If you're looking for help from earnings, a lot of the heavy lifting has already been done.
All the banks (with the exception of Wells Fargo) reported strong earnings, yet the Street has yawned: all except Goldman Sachs are trading down on the week.
The 22 companies that had already reported prior to the banks — names including FedEx, Lennar, and AutoZone — have also reported earnings well above expectations, with average beats of nearly 25%.

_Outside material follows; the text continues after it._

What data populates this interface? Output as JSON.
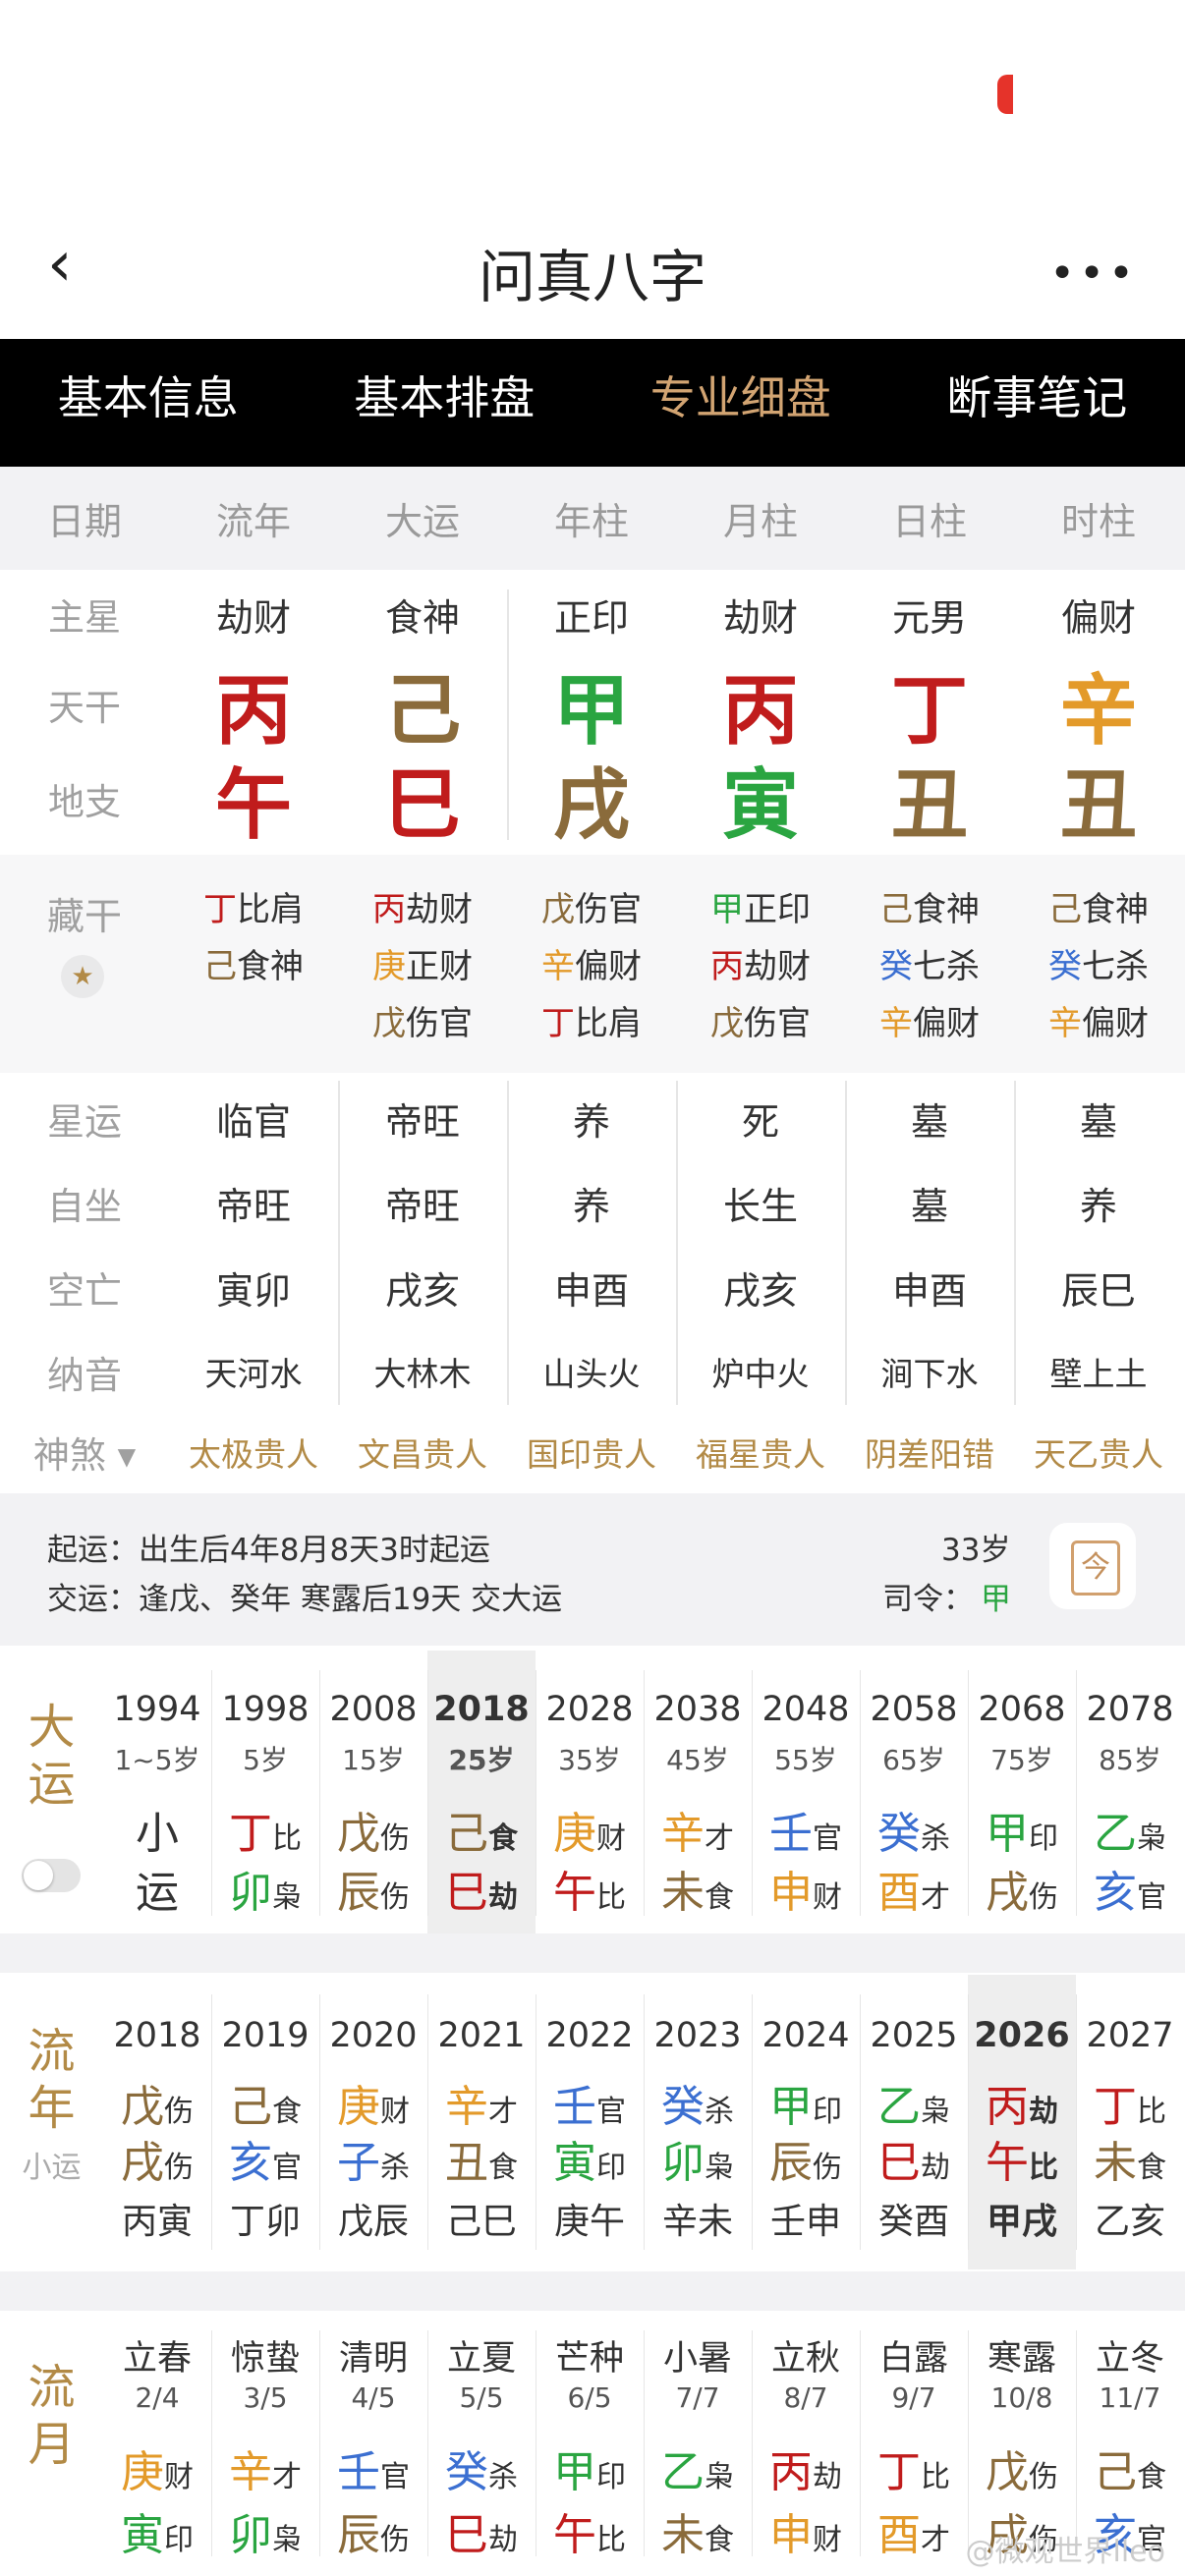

Some market participants are concerned that even companies reporting earnings beats well above expectations in the coming weeks may not see a big lift, because so many — including value sectors such as industrials and materials, as well as banks — have already had modest rallies in September.
That's the opinion of BTIG's strategist Julian Emmanuel, who made it clear more was needed: "[I]n a quarter where the percentage of companies beating on earnings is unlikely to eclipse Q2's record-breaking 83.2%, more than beats may be needed to move stocks higher, already near alltime highs. Companies that reinstate guidance are likely to outperform ... Corporate America, it's on you ... give us guidance."
Jonathan Golub at Credit Suisse agrees: "Far more important than the results themselves will be guidance on the future path of earnings," he wrote in a recent note.
In the absence of robust guidance, Golub points out that the market has been sending a clear message on what matters: Growth stocks (mostly tech) are continuing to see higher earnings than value and will likely do so into 2021. Earnings estimates for the Russell 1000 Growth sector are now positive for the third and fourth quarter compared to the same period last year, while estimates for the Russell 1000 value sector remain mired in double digit declines:
(earnings ests.) Q3: Growth up 0.1% Value down 26.9%
Growth: up 3.8% Value: down 18.8%
Source: Credit Suisse
That is a huge outperformance, and given the market continues to value earnings growth most highly, it points to continuing relative outperformance of growth stocks.
So what are the chances the market could break out decisively to new highs before the election? Many analysts believe the only chance to break out is a combination of 1) stimulus with 2) more good news on the vaccine.
"My biggest concern is getting that additional stimulus out there," Steve Boyd, senior vice president at First Financial Equity, told me. "The market is counting on additional stimulus as a bridge to the vaccine."
Boyd agrees that more definitive guidance would be a big help to the markets, but he's not counting on it: "Better guidance would be a big help, but that's impossible. There's too many unknowns for most companies to give guidance. If we go into winter and there is even partial lockdowns, that would hurt earnings. And if people don't have any money, guidance won't make any difference."